Citiasia Center for Smart Nation menyebutkan total nilai investasi kota cerdas di seluruh Indonesia dapat mencapai US$ 400 miliar (sekitar Rp 5,4 triliun). Tentunya angka tersebut sangat besar bagi kota dan kabupaten yang ingin menerapkan kota cerdas sekaligus menggiurkan bagi yang ingin berinvestasi.

Dan bagi sektor industri teknologi Tanah Air, hal ini merupakan peluang besar karena pelaku smart city di Indonesia masih terbilang minim. Apalagi, pemerintah menargetkan akan ada 100 kota cerdas hingga 2019 nanti.

“Kalau seperti DKI kan mereka mengambil (dana)-nya lewat program CSR, tapi kalau di daerah lain mereka investasi sendiri, bangun sendiri. Misal bangun serat optiknya (fiber optic) dulu, lalu setahun kemudian bangun data center,” tutur Fanky Christian, Ketua Asosiasi Sistem Integrator dan Sekuriti Indonesia (ASISINDO), saat ditemui CNN Indonesia di bilangan Thamrin, Jakarta, Kamis (2/11).

Penyediaan infrastruktur bertahap

Fanky juga menjelaskan tahapan untuk membangun kota cerdas. Pertama adalah pembangunan infrastruktur dasar, yaitu penyediaan internet. Salah satunya lewat pembangunan jaringan kabel fiber optik.

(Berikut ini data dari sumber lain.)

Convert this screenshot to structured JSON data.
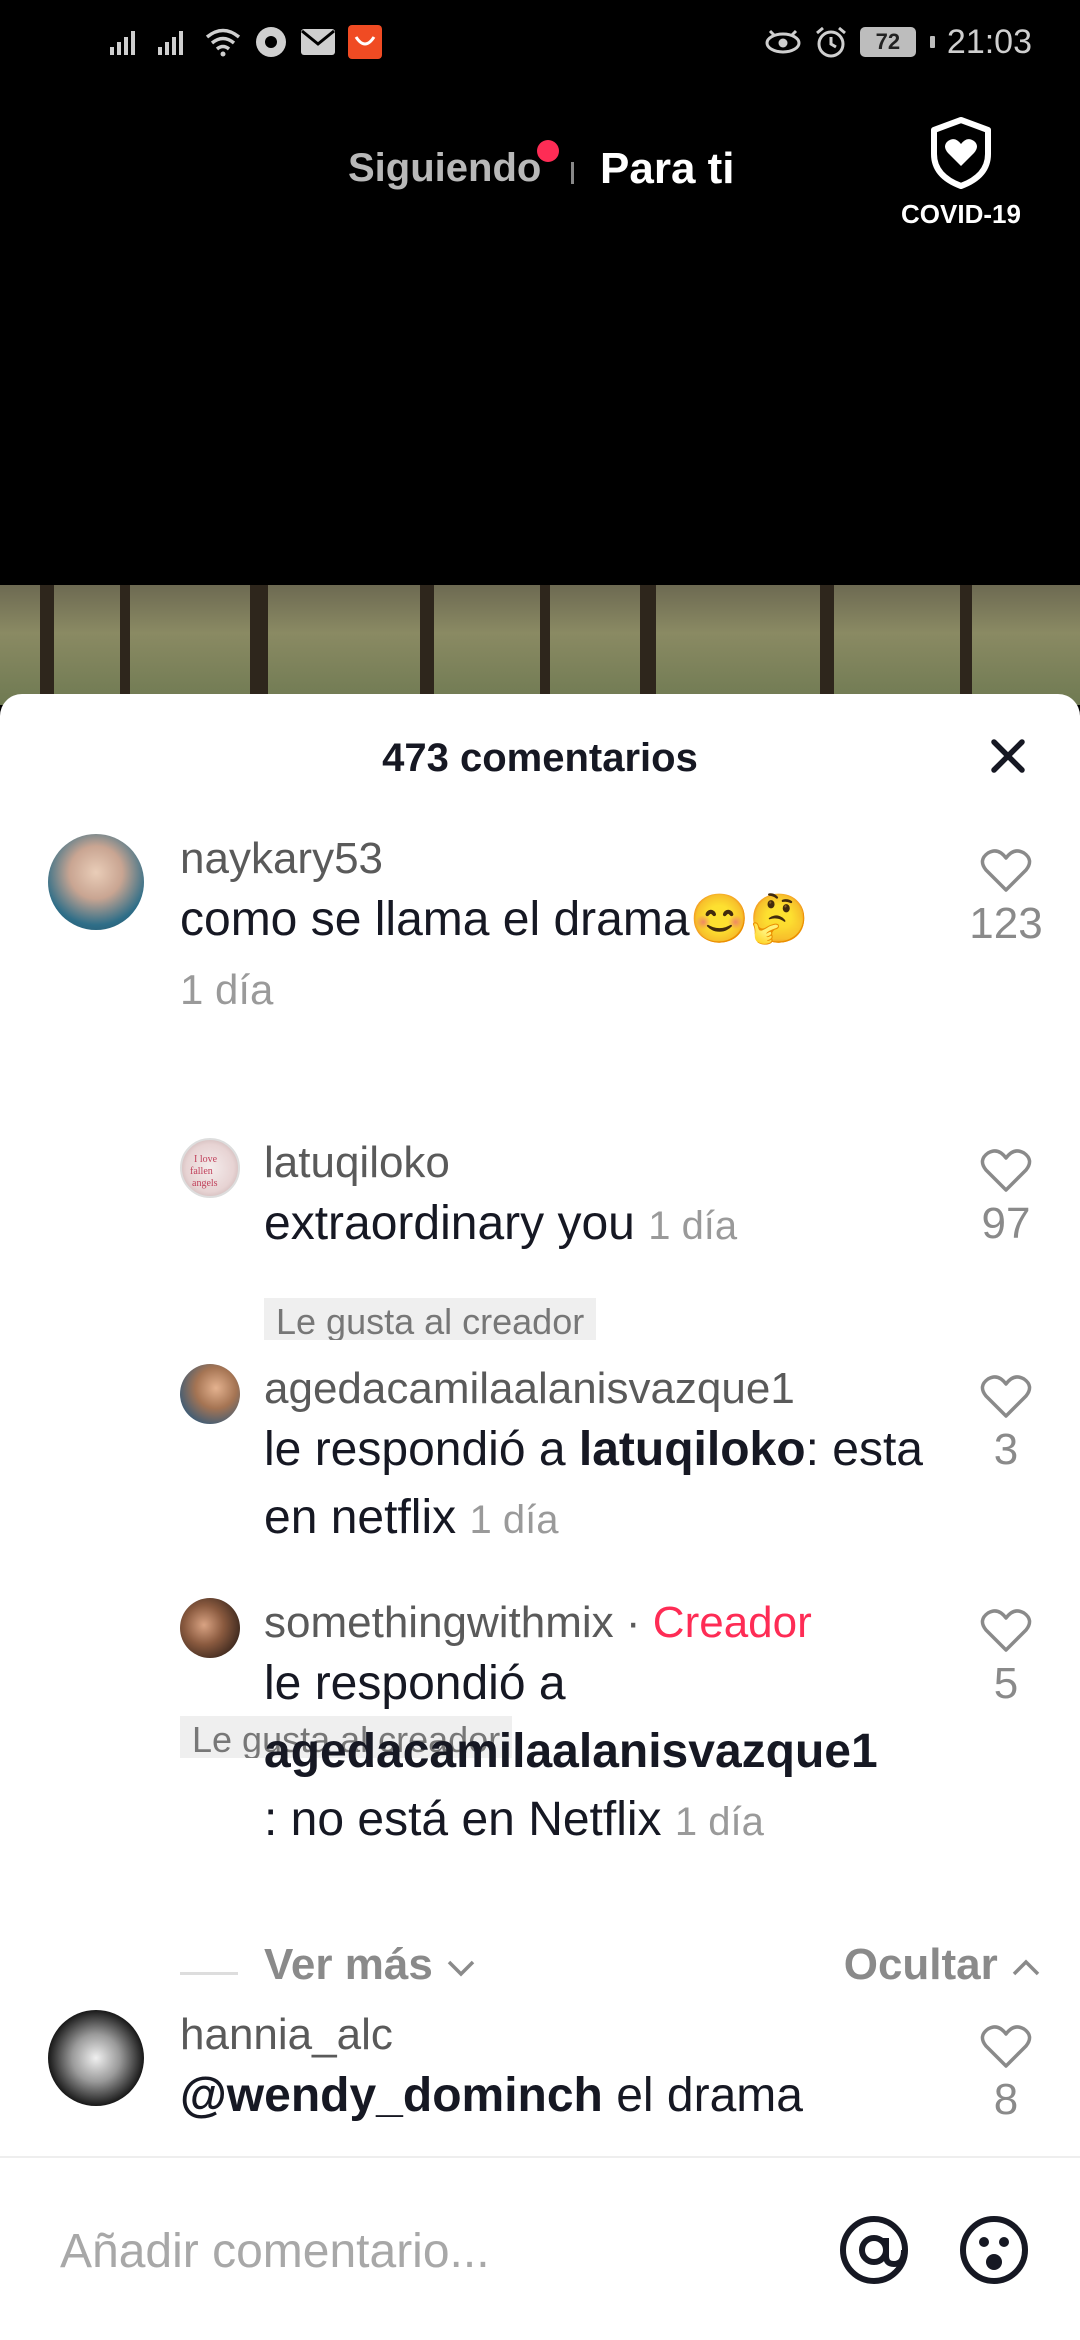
{
  "status_bar": {
    "time": "21:03",
    "battery": "72"
  },
  "top_nav": {
    "following": "Siguiendo",
    "for_you": "Para ti",
    "covid_label": "COVID-19"
  },
  "comments_sheet": {
    "title": "473 comentarios",
    "comments": [
      {
        "username": "naykary53",
        "text": "como se llama el drama😊🤔",
        "time": "1 día",
        "liked_by_creator": "Le gusta al creador",
        "likes": "123"
      },
      {
        "username": "latuqiloko",
        "text": "extraordinary you",
        "time": "1 día",
        "liked_by_creator": "Le gusta al creador",
        "likes": "97"
      },
      {
        "username": "agedacamilaalanisvazque1",
        "reply_prefix": "le respondió a ",
        "reply_to": "latuqiloko",
        "reply_colon": ":",
        "text": "esta en netflix",
        "time": "1 día",
        "likes": "3"
      },
      {
        "username": "somethingwithmix",
        "separator": " · ",
        "creator_tag": "Creador",
        "reply_prefix": "le respondió a",
        "reply_to": "agedacamilaalanisvazque1",
        "text": ": no está en Netflix",
        "time": "1 día",
        "likes": "5"
      },
      {
        "username": "hannia_alc",
        "mention": "@wendy_dominch",
        "text": " el drama",
        "likes": "8"
      }
    ],
    "view_more": "Ver más",
    "hide": "Ocultar"
  },
  "input": {
    "placeholder": "Añadir comentario..."
  },
  "colors": {
    "accent": "#fe2c55",
    "background_dark": "#000000",
    "sheet_bg": "#ffffff"
  }
}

Setelah infrastruktur dasar selesai, pembangunan pusat pengolahan data jadi fokus berikutnya. Rampung dengan pengolahan data selesai, pemerintah bisa melanjutkan pengembangan dengan memasukkan dan mengolah data kota yang didapat dari sensor, aplikasi, atau lainnya.

Untuk kasus Surabaya misalnya, pemerintah kota mengambil data lalu lintas dengan menempatkan CCTV yang bisa membaca kecepatan kendaraan. Sementara pemerintah Jakarta, mengumpulkan data keluhan masyarakat lewat aplikasi Qlue. Pengembangan lain bisa bermacam-macam tergantung kebutuhan pemerintah. Sensor pun dipasang disungai untuk memantau debit air guna peringatan banjir, misalnya.

Perangkat langka

Masalah lain yang menghambat implementasi adalah harga perangkat yang tinggi dan sulit diperoleh.

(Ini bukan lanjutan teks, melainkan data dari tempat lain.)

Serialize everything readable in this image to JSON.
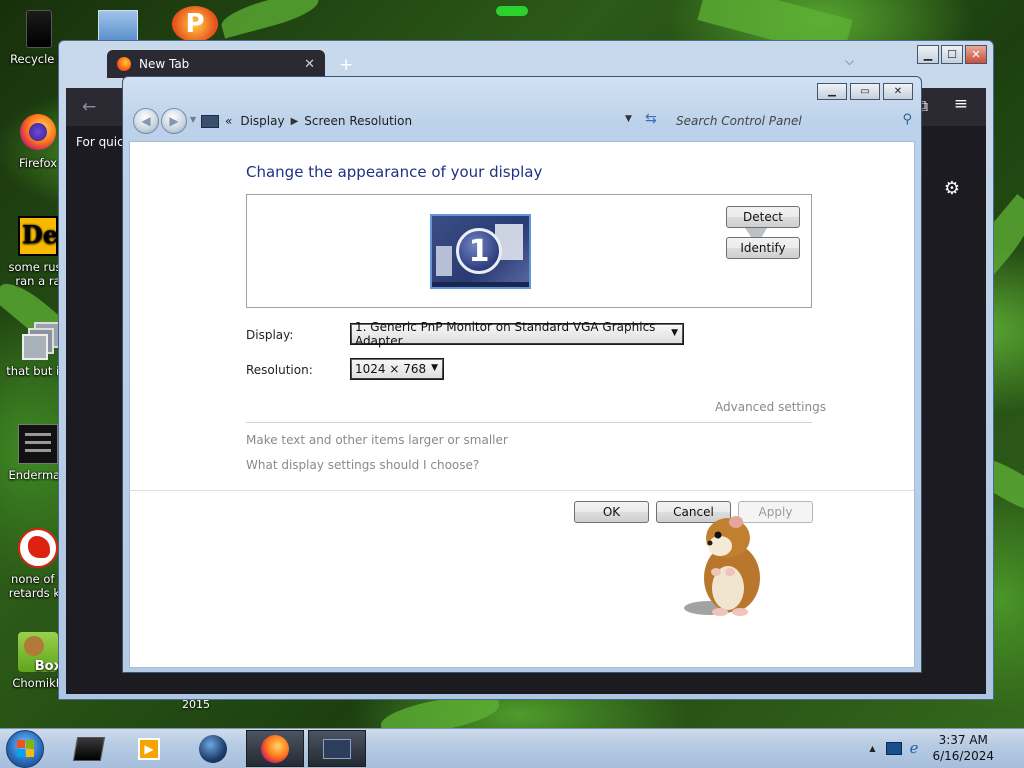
{
  "desktop": {
    "icons": [
      {
        "label": "Recycle B",
        "label2": ""
      },
      {
        "label": "Firefox",
        "label2": ""
      },
      {
        "label": "some russ",
        "label2": "ran a ra"
      },
      {
        "label": "that but its",
        "label2": ""
      },
      {
        "label": "Enderman",
        "label2": ""
      },
      {
        "label": "none of y",
        "label2": "retards kn"
      },
      {
        "label": "ChomikB",
        "label2": ""
      }
    ],
    "badge_de": "De",
    "badge_box": "Box",
    "year_label": "2015"
  },
  "browser": {
    "tab_title": "New Tab",
    "tab_close": "✕",
    "new_tab_glyph": "+",
    "quick_text": "For quick",
    "controls": {
      "minimize": "▁",
      "maximize": "☐",
      "close": "✕"
    }
  },
  "control_panel": {
    "breadcrumb": {
      "prefix": "«",
      "items": [
        "Display",
        "Screen Resolution"
      ],
      "separator": "▶"
    },
    "search_placeholder": "Search Control Panel",
    "title": "Change the appearance of your display",
    "monitor_number": "1",
    "buttons": {
      "detect": "Detect",
      "identify": "Identify",
      "ok": "OK",
      "cancel": "Cancel",
      "apply": "Apply"
    },
    "display_label": "Display:",
    "display_value": "1. Generic PnP Monitor on Standard VGA Graphics Adapter",
    "resolution_label": "Resolution:",
    "resolution_value": "1024 × 768",
    "advanced_link": "Advanced settings",
    "links": [
      "Make text and other items larger or smaller",
      "What display settings should I choose?"
    ],
    "controls": {
      "minimize": "▁",
      "maximize": "▭",
      "close": "✕"
    }
  },
  "taskbar": {
    "time": "3:37 AM",
    "date": "6/16/2024",
    "tray_arrow": "▲"
  },
  "icons": {
    "search": "search-icon",
    "refresh": "refresh-icon",
    "settings": "gear-icon",
    "menu": "hamburger-menu-icon"
  }
}
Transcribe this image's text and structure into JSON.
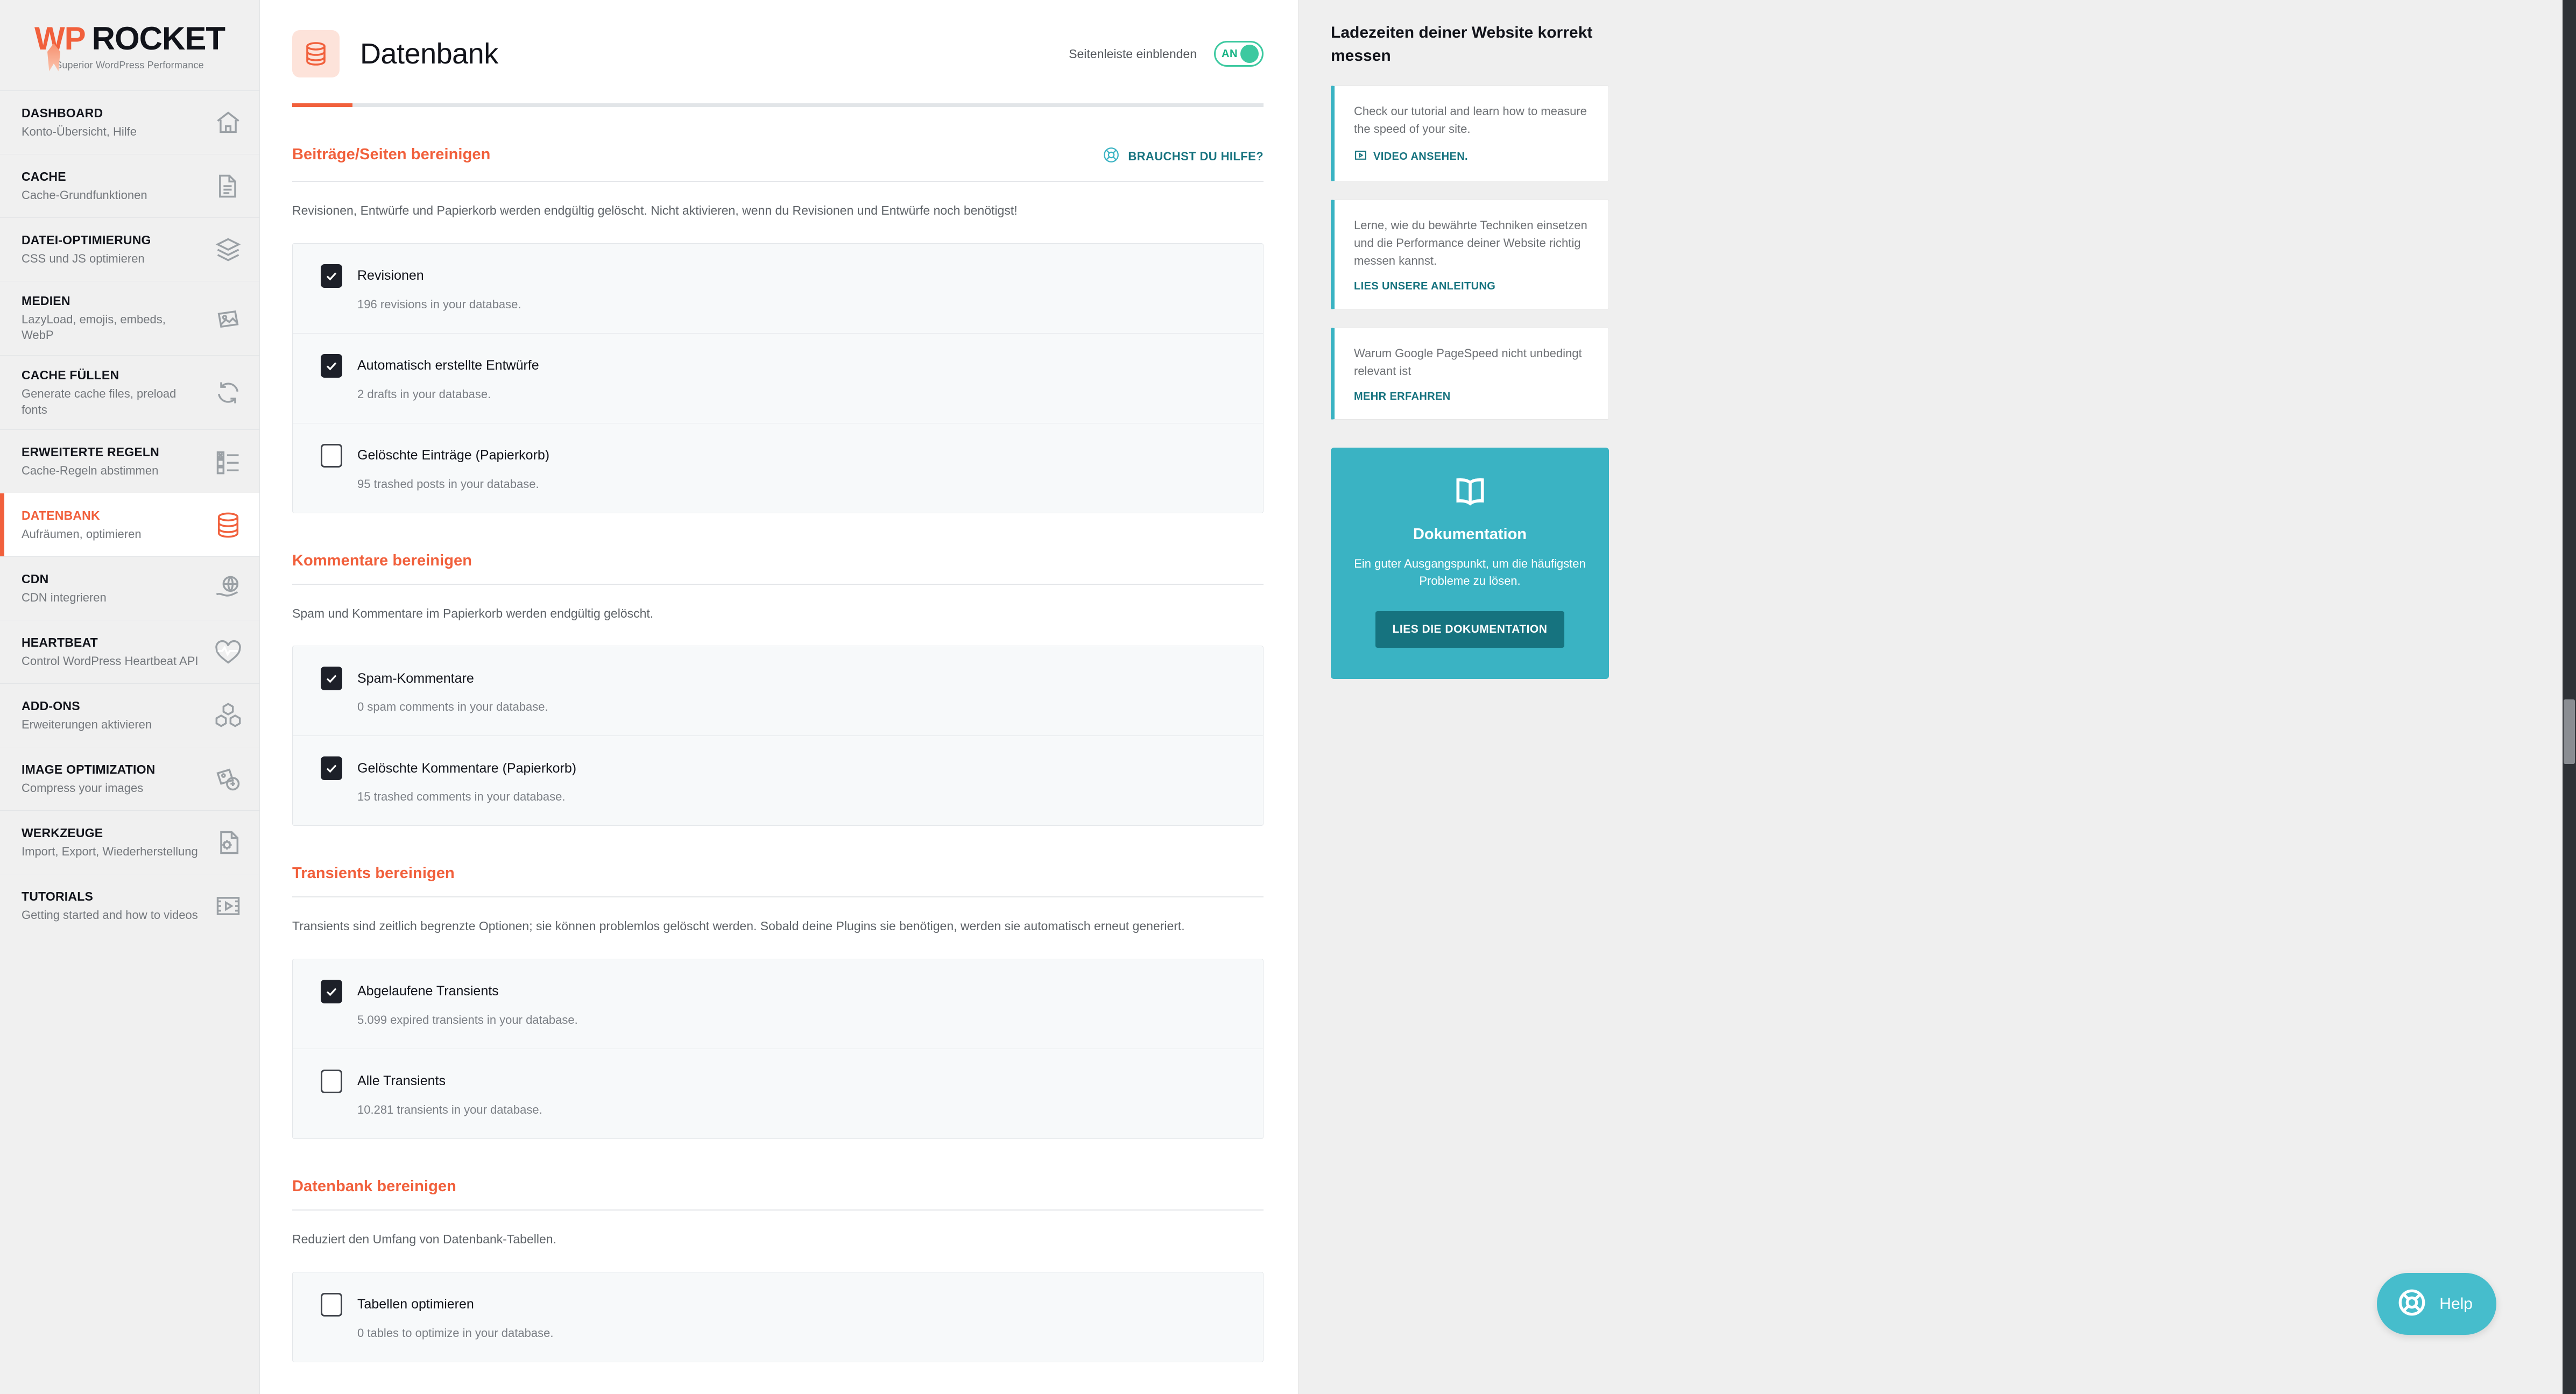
{
  "brand": {
    "name_wp": "WP",
    "name_rocket": "ROCKET",
    "tagline": "Superior WordPress Performance",
    "accent_orange": "#f1603c",
    "accent_teal": "#3ab3c3",
    "accent_teal_dark": "#16737f",
    "accent_green": "#3dc9a0"
  },
  "sidebar": {
    "items": [
      {
        "title": "DASHBOARD",
        "desc": "Konto-Übersicht, Hilfe",
        "icon": "home-icon",
        "active": false
      },
      {
        "title": "CACHE",
        "desc": "Cache-Grundfunktionen",
        "icon": "document-icon",
        "active": false
      },
      {
        "title": "DATEI-OPTIMIERUNG",
        "desc": "CSS und JS optimieren",
        "icon": "layers-icon",
        "active": false
      },
      {
        "title": "MEDIEN",
        "desc": "LazyLoad, emojis, embeds, WebP",
        "icon": "image-icon",
        "active": false
      },
      {
        "title": "CACHE FÜLLEN",
        "desc": "Generate cache files, preload fonts",
        "icon": "refresh-icon",
        "active": false
      },
      {
        "title": "ERWEITERTE REGELN",
        "desc": "Cache-Regeln abstimmen",
        "icon": "checklist-icon",
        "active": false
      },
      {
        "title": "DATENBANK",
        "desc": "Aufräumen, optimieren",
        "icon": "database-icon",
        "active": true
      },
      {
        "title": "CDN",
        "desc": "CDN integrieren",
        "icon": "globe-hand-icon",
        "active": false
      },
      {
        "title": "HEARTBEAT",
        "desc": "Control WordPress Heartbeat API",
        "icon": "heartbeat-icon",
        "active": false
      },
      {
        "title": "ADD-ONS",
        "desc": "Erweiterungen aktivieren",
        "icon": "cubes-icon",
        "active": false
      },
      {
        "title": "IMAGE OPTIMIZATION",
        "desc": "Compress your images",
        "icon": "image-compress-icon",
        "active": false
      },
      {
        "title": "WERKZEUGE",
        "desc": "Import, Export, Wiederherstellung",
        "icon": "file-gear-icon",
        "active": false
      },
      {
        "title": "TUTORIALS",
        "desc": "Getting started and how to videos",
        "icon": "video-icon",
        "active": false
      }
    ]
  },
  "header": {
    "title": "Datenbank",
    "icon": "database-icon",
    "toggle_label": "Seitenleiste einblenden",
    "toggle_state": "AN"
  },
  "sections": [
    {
      "title": "Beiträge/Seiten bereinigen",
      "help_label": "BRAUCHST DU HILFE?",
      "has_help": true,
      "desc": "Revisionen, Entwürfe und Papierkorb werden endgültig gelöscht. Nicht aktivieren, wenn du Revisionen und Entwürfe noch benötigst!",
      "options": [
        {
          "label": "Revisionen",
          "sub": "196 revisions in your database.",
          "checked": true
        },
        {
          "label": "Automatisch erstellte Entwürfe",
          "sub": "2 drafts in your database.",
          "checked": true
        },
        {
          "label": "Gelöschte Einträge (Papierkorb)",
          "sub": "95 trashed posts in your database.",
          "checked": false
        }
      ]
    },
    {
      "title": "Kommentare bereinigen",
      "help_label": "",
      "has_help": false,
      "desc": "Spam und Kommentare im Papierkorb werden endgültig gelöscht.",
      "options": [
        {
          "label": "Spam-Kommentare",
          "sub": "0 spam comments in your database.",
          "checked": true
        },
        {
          "label": "Gelöschte Kommentare (Papierkorb)",
          "sub": "15 trashed comments in your database.",
          "checked": true
        }
      ]
    },
    {
      "title": "Transients bereinigen",
      "help_label": "",
      "has_help": false,
      "desc": "Transients sind zeitlich begrenzte Optionen; sie können problemlos gelöscht werden. Sobald deine Plugins sie benötigen, werden sie automatisch erneut generiert.",
      "options": [
        {
          "label": "Abgelaufene Transients",
          "sub": "5.099 expired transients in your database.",
          "checked": true
        },
        {
          "label": "Alle Transients",
          "sub": "10.281 transients in your database.",
          "checked": false
        }
      ]
    },
    {
      "title": "Datenbank bereinigen",
      "help_label": "",
      "has_help": false,
      "desc": "Reduziert den Umfang von Datenbank-Tabellen.",
      "options": [
        {
          "label": "Tabellen optimieren",
          "sub": "0 tables to optimize in your database.",
          "checked": false
        }
      ]
    }
  ],
  "aside": {
    "title": "Ladezeiten deiner Website korrekt messen",
    "cards": [
      {
        "text": "Check our tutorial and learn how to measure the speed of your site.",
        "link": "VIDEO ANSEHEN.",
        "icon": "video-icon"
      },
      {
        "text": "Lerne, wie du bewährte Techniken einsetzen und die Performance deiner Website richtig messen kannst.",
        "link": "LIES UNSERE ANLEITUNG",
        "icon": ""
      },
      {
        "text": "Warum Google PageSpeed nicht unbedingt relevant ist",
        "link": "MEHR ERFAHREN",
        "icon": ""
      }
    ],
    "doc": {
      "icon": "book-icon",
      "title": "Dokumentation",
      "text": "Ein guter Ausgangspunkt, um die häufigsten Probleme zu lösen.",
      "button": "LIES DIE DOKUMENTATION"
    },
    "help_fab": {
      "label": "Help",
      "icon": "lifebuoy-icon"
    }
  }
}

Penyedia solusi teknologi kota pintar didominasi pemain asing, sehingga perlu dana yang tak sedikit untuk membeli perangkat tersebut. Pemain lokal pun masih sangat sedikit yang sanggup bersaing.

“Mungkin impornya harus dikurangi karena teknologi ini masih belum ada di Indonesia dan dibutuhkan,” kata Baki Lee, Direktur PT. Global Expo Management, saat ditemui di tempat yang sama.